MotorStorm: Apocalypse
Two kinds of racing games currently dominate the genre: the gas-brake-honk kind, and the your-face-attached-to-the-front-of-a-hurtling-rocket kind. The MotorStorm series proudly falls into the latter category. MotorStorm: Apocalypse, true to its name, is set in a quake-ruined facsimile of San Francisco. The object of the game is to win a series of racing challenges while the city is falling down around you.
The effect is impressive. Entire buildings collapse in the distance. Bridges undulate. Explosions create yawning holes in the roadway. And yet none of this feels overly grim. Credit the game’s buoyant look and feel: No matter how morbid the action gets onscreen—and it does include barreling headlong into groups of shadowy virtual people—the game’s cheery graphics and chipper, dance-club soundtrack always make the morbid milieu feel breezy.

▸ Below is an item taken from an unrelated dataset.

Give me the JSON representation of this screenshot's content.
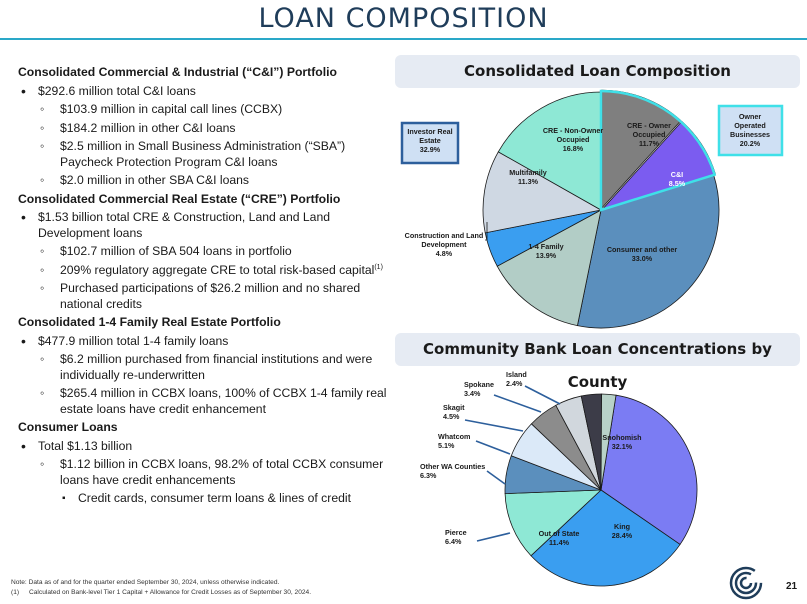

Apocalypse’s single-player mode follows the character arcs of Mash, Tyler, and Big Dog, who represent Easy, Medium, and Hard difficulty levels, as well as the “Douchey,” “Douchier,” and “Douchiest” of characters. Between races, starched cutscenes of the graphic-novel-in-motion variety introduce gamers to these unlikeable characters and their dramatic motivations for racing. The cutscenes are so wretched that Sony would have been better off shipping the game with a book of sudoku puzzles, and instructing gamers to complete them during Apocalypse’s interminable load times.
Even though Apocalypse is among the first PlayStation 3 first-party titles to achieve third-incarnation status—developer Evolution has tackled all three of the series’ main games—gassy load times drain the game of all dramatic momentum. Like a plate-glass window intercepting a bird, the “Now Loading” notice (complete with ellipses, which have no business whatsoever in a videogame) keeps bringing things to a crashing halt just as the game finally starts to get cooking.
The final kiss of death for Apocalypse is that the elaborate tracks are often so busy coming to pieces that it’s impossible to spot crash-inducing debris and obstacles in your path. This usually leads to sequences of repeated crashes—call it a digression of crashes—which is so thoroughly maddening, even the most measured gamers will consider hurling controllers at the screen.